I felt like my heart would implode with devastation if it could.

"It's okay, Edward. I understand if you truly do... feel that way."

"It was a cruel and bitter comment Carlisle. Don't take it to heart." The boy named Edward sounded remarkably ashamed of himself now. As well you should, I thought privately.

A soft, entrancing chuckle came from somewhere above me.

"What?" Carlisle's heavenly voice queried.

"Esme is telling me off," Edward laughed. "She thinks I should be royally ashamed of myself, speaking to you that way."

I heard Carlisle gasp. I was surprised I could differentiate between the two breathing patterns, but I could. "She can hear us now?" he asked, his voice hopeful.

"Yes, every word as clear as a bell. It shouldn't be long now." I didn't know what that meant, and nor did I care; an unsettling thought had just occurred to me.

Could Edward read my mind?

Another soft chuckle. "Yes."

I was certain that he was answering my question, and I was a little outraged. I couldn't forget the fire, but my emotions were coming back a little.

It's rude to snoop, I thought in the general direction I supposed Edward was in.

"I'm sorry," he replied, not sounding sorry in the slightest. "I can't help it."

Just then, the fire burning through my veins picked up tempo, and I forgot anything else.

"It's time," Carlisle said quietly.

My heart was galloping, racing ahead faster than my body could stand. I felt sure it would give up trying soon enough, and I was ready. Much as I found it wonderful, hearing Dr. Cullen's voice again, I wanted to die. Dr. Cullen was a childish dream of the past that would never come true.

Three loud beats and my heart gave out.

I lay in comfort for a second, relishing in the delight that my agony had ceased. A thought struck me... was I really dead? I was still breathing, but... it tasted funny. It felt wrong.

Dragging in one of my new, strange breaths, my eyelids fluttered open.

My eyes met two anxious, butterscotch ones, and my dead heart flooded with joy.
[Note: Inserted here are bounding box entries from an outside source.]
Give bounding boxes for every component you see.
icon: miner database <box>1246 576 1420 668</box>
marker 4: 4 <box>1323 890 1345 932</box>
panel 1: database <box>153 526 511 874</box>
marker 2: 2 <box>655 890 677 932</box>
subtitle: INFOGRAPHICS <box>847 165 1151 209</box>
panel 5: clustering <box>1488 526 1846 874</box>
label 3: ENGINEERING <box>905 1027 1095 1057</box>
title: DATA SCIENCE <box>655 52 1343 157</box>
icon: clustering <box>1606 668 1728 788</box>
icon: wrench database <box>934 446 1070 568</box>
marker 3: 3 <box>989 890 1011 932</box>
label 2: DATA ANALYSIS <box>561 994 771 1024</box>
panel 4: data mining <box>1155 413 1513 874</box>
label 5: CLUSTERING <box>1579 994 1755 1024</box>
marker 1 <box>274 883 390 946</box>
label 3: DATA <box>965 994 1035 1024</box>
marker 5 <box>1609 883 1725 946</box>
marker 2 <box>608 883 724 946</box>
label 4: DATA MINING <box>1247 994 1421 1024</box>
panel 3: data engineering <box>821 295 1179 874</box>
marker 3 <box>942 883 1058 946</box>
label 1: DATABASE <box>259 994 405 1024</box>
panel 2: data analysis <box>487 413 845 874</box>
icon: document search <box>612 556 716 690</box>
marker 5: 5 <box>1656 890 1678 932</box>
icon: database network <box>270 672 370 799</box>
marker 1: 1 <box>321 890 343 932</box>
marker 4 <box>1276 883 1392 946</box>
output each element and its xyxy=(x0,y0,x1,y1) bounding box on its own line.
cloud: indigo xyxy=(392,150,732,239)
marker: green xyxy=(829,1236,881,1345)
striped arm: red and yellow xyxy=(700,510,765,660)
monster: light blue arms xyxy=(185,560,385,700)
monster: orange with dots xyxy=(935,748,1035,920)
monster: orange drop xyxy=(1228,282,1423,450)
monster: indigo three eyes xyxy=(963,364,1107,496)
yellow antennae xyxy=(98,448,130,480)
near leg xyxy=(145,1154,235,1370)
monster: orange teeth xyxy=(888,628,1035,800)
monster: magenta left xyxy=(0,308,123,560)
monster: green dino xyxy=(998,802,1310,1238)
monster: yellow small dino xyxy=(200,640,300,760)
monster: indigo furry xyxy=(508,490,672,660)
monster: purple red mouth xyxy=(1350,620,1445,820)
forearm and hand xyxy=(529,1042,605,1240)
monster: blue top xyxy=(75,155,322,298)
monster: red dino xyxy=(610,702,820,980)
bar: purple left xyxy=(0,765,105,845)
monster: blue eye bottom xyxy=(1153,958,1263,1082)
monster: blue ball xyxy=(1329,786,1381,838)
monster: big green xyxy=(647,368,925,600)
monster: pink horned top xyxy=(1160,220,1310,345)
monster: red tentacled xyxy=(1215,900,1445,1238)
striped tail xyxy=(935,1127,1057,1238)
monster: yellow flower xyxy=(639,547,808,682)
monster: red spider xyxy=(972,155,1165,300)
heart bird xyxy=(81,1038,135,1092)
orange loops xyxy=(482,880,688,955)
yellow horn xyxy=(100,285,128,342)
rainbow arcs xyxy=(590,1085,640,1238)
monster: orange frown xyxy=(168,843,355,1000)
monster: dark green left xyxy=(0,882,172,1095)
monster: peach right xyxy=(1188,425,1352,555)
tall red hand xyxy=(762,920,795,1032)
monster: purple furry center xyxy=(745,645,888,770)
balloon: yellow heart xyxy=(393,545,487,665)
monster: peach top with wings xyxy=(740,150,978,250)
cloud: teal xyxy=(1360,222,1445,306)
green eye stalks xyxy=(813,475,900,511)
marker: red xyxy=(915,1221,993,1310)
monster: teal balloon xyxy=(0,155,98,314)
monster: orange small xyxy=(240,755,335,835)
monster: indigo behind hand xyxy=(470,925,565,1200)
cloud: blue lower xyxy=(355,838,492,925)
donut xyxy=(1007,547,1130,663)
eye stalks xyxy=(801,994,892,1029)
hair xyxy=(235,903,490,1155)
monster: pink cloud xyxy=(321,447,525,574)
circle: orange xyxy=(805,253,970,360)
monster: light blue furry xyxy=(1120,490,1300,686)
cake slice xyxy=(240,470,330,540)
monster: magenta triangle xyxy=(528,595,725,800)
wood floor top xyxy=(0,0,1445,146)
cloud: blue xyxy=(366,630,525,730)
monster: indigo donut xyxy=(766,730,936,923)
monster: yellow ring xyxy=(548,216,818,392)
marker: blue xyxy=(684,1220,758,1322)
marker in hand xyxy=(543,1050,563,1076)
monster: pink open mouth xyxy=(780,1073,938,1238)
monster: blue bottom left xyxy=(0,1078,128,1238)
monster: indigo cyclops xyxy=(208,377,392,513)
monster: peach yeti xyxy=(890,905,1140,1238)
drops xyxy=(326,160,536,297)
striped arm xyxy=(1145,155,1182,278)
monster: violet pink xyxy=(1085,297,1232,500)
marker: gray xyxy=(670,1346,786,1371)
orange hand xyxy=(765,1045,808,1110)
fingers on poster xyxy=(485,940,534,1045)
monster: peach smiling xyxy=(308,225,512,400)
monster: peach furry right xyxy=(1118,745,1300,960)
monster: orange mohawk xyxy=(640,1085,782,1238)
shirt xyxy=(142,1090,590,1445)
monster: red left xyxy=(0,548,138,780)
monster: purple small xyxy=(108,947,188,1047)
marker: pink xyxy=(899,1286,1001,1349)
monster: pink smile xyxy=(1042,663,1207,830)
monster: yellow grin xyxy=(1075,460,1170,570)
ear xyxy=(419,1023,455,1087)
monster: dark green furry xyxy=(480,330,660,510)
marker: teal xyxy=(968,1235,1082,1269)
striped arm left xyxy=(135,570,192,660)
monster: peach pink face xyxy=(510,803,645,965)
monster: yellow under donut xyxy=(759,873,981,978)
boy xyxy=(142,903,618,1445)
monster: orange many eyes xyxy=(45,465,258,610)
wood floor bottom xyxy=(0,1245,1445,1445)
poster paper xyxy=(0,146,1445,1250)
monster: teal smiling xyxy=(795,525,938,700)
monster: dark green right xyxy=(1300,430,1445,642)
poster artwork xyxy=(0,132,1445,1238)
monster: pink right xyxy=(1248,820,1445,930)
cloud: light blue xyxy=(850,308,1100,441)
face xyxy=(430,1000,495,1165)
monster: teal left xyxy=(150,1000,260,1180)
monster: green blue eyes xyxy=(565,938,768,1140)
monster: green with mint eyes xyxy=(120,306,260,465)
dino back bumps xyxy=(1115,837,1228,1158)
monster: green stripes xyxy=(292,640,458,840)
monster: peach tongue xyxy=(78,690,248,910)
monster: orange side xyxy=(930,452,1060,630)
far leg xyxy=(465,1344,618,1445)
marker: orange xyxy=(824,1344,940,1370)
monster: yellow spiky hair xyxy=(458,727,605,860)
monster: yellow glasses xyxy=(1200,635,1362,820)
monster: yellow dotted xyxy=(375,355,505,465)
There, more perfect, more out of this world than I had ever remembered, even though I was sure I could never forget, was Carlisle Cullen.

"Oh!" I gasped, shock flooding through my now dry veins.

"Hello, Esme." He smiled warmly at me, and offered his hand.

Without meaning to, I tensed and recoiled, a low hissing sound escaping my throat. He withdrew his proffered arm slowly, bowing his head a little.

Once I recovered myself, I stood up, tilting my eyes to the floor in shame.

"I'm very sorry," I said solemnly, only it wasn't my voice. It was a shimmering, angelic chorus, surely. My gaze shot to Carlisle, perturbed. He smiled reassuringly.

"It can be a little daunting, I'm sure. But it's perfectly normal."

I nodded jerkily, surprised at how fast the movement was. My eyes darted to my left, and there stood a young man, boyish yet full-grown, with curious, bronze colored hair and the same topaz eyes as... his father, I assumed, as this must've been Edward. He smiled crookedly at me, his dashing face set off by this charming expression. I smiled eagerly back at him. If my son hadn't have left me, I would have wanted him to end up like this beautiful, telepathic ward of Dr. Cullen's.

"What happened?" I murmured, still not sure of my voice.

"You changed, Esme." Carlisle commanded my flighty attention again, and I was struck once more by his magnificence. "I changed you." He looked guilty, ashamed even. It made me anxious to see him like that.

"You're one of us now," Edward grinned cheerfully.

"And what would one of us be exactly?" I felt odd including myself in the plural.

Edward raised one eyebrow for dramatic effect, and delivered his line in the perfect suspenseful tone. "That would be a vampire."